Naftali Bennett | CC via Wikimedia Commons.
Naftali Bennett | CC via Wikimedia Commons.

Firstly, it seems that there has been putsch after putsch after putsch to prevent “intermarriage” without much success; perhaps it is time to think about why we’re excluding the “intermarried” at all? Secondly, the same goes for “assimilation.” It relies on a very artificial idea of what “assimilation” is: if we wanted to really be pure, I should have written this in Targumic Aramaic. Of course, Israel’s government has long been direct about what it wants young Jews to do. “Come discover your heritage,” I was told on a Facebook ad by a shirtless, muscular man (As if the Israeli publicity machine had never been in a gym in Northern New Jersey on Sunday morning!); “honor your heritage” we are told, by focusing on the past fifty years in one nation-state over the rest of the two thousand years of Jewish heritage.

Israel’s government and especially its right wing, it seems, are scared of losing influence. Two things may contribute to this. One is that Diaspora Jewry has done a pretty spectacular job of maintaining identity without Israel’s help.
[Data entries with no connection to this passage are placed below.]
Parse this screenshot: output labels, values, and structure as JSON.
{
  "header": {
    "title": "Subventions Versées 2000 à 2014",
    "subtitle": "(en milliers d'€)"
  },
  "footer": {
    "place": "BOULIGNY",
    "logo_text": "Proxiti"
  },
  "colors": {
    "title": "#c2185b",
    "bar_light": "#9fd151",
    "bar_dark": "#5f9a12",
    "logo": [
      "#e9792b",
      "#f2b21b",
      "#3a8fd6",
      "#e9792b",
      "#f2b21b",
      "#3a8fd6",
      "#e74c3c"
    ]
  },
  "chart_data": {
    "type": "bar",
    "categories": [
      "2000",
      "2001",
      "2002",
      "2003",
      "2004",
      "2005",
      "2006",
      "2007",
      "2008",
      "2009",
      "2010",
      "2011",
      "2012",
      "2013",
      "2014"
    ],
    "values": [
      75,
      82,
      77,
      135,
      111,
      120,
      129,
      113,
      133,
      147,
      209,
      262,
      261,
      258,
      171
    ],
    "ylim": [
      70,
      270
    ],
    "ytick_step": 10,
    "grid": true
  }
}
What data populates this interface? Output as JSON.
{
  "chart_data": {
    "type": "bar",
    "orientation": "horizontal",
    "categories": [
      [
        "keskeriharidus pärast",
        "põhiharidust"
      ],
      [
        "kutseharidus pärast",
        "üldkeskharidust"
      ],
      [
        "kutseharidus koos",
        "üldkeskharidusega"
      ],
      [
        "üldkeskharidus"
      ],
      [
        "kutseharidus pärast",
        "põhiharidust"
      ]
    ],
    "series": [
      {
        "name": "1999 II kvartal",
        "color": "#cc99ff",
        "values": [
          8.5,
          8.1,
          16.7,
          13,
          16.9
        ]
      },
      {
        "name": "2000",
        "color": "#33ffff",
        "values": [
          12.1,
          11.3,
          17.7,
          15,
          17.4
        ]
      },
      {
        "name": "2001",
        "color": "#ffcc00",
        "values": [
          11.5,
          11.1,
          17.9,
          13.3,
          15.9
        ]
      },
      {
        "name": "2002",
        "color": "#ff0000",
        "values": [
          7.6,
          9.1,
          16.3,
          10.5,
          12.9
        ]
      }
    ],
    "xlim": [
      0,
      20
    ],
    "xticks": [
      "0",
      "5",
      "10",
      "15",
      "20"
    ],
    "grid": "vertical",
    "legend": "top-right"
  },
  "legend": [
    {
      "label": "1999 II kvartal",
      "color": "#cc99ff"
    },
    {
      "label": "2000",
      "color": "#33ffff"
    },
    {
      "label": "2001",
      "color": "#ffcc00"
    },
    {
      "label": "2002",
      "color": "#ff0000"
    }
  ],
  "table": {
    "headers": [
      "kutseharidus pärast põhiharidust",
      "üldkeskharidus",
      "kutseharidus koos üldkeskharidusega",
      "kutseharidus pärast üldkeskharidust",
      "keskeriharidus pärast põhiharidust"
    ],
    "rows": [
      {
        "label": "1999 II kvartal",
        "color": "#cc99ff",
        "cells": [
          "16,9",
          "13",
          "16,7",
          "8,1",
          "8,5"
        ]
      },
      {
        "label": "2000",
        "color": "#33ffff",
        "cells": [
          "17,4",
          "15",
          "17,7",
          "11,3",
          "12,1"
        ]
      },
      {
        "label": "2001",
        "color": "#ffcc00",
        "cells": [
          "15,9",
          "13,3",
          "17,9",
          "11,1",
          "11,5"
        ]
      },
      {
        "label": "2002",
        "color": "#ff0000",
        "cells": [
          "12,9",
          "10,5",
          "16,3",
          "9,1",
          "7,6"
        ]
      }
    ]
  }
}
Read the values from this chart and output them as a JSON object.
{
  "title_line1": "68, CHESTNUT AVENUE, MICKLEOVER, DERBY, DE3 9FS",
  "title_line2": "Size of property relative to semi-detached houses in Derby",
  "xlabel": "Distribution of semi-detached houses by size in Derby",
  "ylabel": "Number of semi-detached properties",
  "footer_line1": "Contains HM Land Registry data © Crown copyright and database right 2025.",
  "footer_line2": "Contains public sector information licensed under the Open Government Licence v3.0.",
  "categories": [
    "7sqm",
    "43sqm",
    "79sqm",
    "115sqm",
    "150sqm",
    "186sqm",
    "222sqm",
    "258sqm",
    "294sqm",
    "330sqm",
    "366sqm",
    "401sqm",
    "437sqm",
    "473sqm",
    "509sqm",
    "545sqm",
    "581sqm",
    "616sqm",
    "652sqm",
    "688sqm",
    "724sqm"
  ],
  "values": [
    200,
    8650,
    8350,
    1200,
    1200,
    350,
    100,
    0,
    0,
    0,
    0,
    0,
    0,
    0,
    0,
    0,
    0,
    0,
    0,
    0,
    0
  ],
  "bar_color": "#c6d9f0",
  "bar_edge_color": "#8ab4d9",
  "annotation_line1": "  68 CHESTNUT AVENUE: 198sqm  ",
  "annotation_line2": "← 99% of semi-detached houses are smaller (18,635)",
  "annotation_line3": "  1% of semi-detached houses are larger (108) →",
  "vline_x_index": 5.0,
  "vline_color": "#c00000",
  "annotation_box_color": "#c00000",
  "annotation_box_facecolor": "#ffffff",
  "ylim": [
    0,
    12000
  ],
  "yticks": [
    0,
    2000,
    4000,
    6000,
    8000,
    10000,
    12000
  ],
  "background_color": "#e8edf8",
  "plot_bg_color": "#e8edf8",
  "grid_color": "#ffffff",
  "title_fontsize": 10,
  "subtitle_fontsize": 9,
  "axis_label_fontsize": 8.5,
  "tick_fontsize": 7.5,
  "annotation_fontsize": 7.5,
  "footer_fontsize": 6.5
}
Witness how successful Limmud has been from its start in the UK – coming to Israel’s shores from abroad! – or the Rosh Hashaná Urbano in Buenos Aires. The second is that young Diaspora Jewry no longer fully accepts Israel’s actions in the Palestinian Territories under the idea of “we Jews always stand with and for Israel” – and are beginning to ask tough questions that make the Naftali Bennetts of the world quiver in their strict nationalist shoes. Your writer thinks that these dollars could easily be going to waste.

 

Jonathan Katz is a student at the University of Chicago.